How does the media portray Wikileaks?

Thursday 21 April 2011

Transparency: a society with no secrets?


The about pages of the Wikileaks site claim that 'Publishing improves transparency, and this transparency creates a better society for all people' (Wikileaks 2011). First of all, this suggestion of transparency touches upon ideas of a society with no secrets, and implies notions of communication, openness, clarity, words which portray that the site is merely trying to create a more open, communicative publishing system, something which has the ability to create a better ‘society’ for the majority. Assange’s views on transparency could possibly mean that the release of certain documents is positive, because if people are aware then this, perhaps, creates a stronger democracy?
A guardian article from December 2010; ‘Wikileaks the cause of transparency’ suggests that; ‘the WikiLeaks saga reminds us of something we already knew: there is no privacy anymore’ (Schiffrin, 2010). Therefore, among claims from the Wikileaks site, that the organisation is creating something different (‘A new model of journalism’ – Wikileaks, 2011), Schriffin argues that the site is simply reminding us that there is no longer any privacy.

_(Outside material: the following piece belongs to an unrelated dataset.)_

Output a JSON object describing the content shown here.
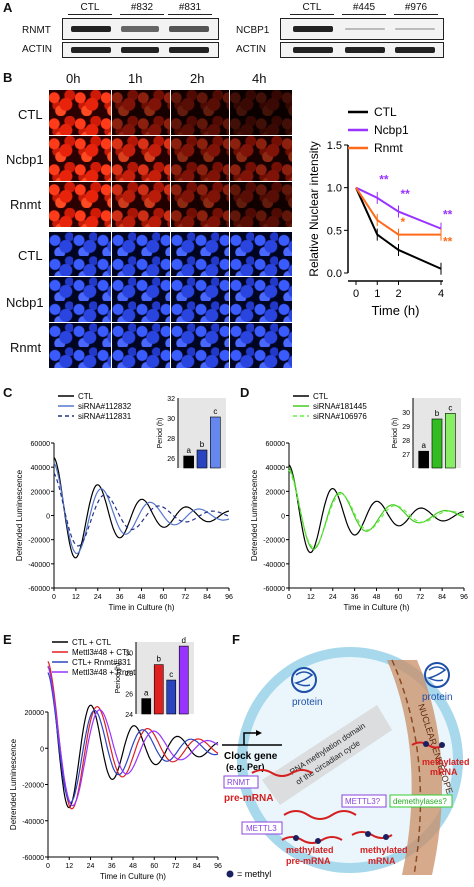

She also suggests that ‘much of what Wikileaks reveals, adds to what was known or suspected by people in the know, and so shows again that transparency is often the best way to defuse conspiracy theories’ (Schriffin, 2010).  I believe Schriffin is trying to convey that WikiLeaks is not revealing anything we did not, perhaps, already suspect, which means that whilst the site is exposing many government documents it is not actually teaching us more then what we may have expected already. In fact, the article even argues that this idea of transparency is a good thing as it obliterates conspiracy theories and replaces them with truth, and frankly I happen to agree.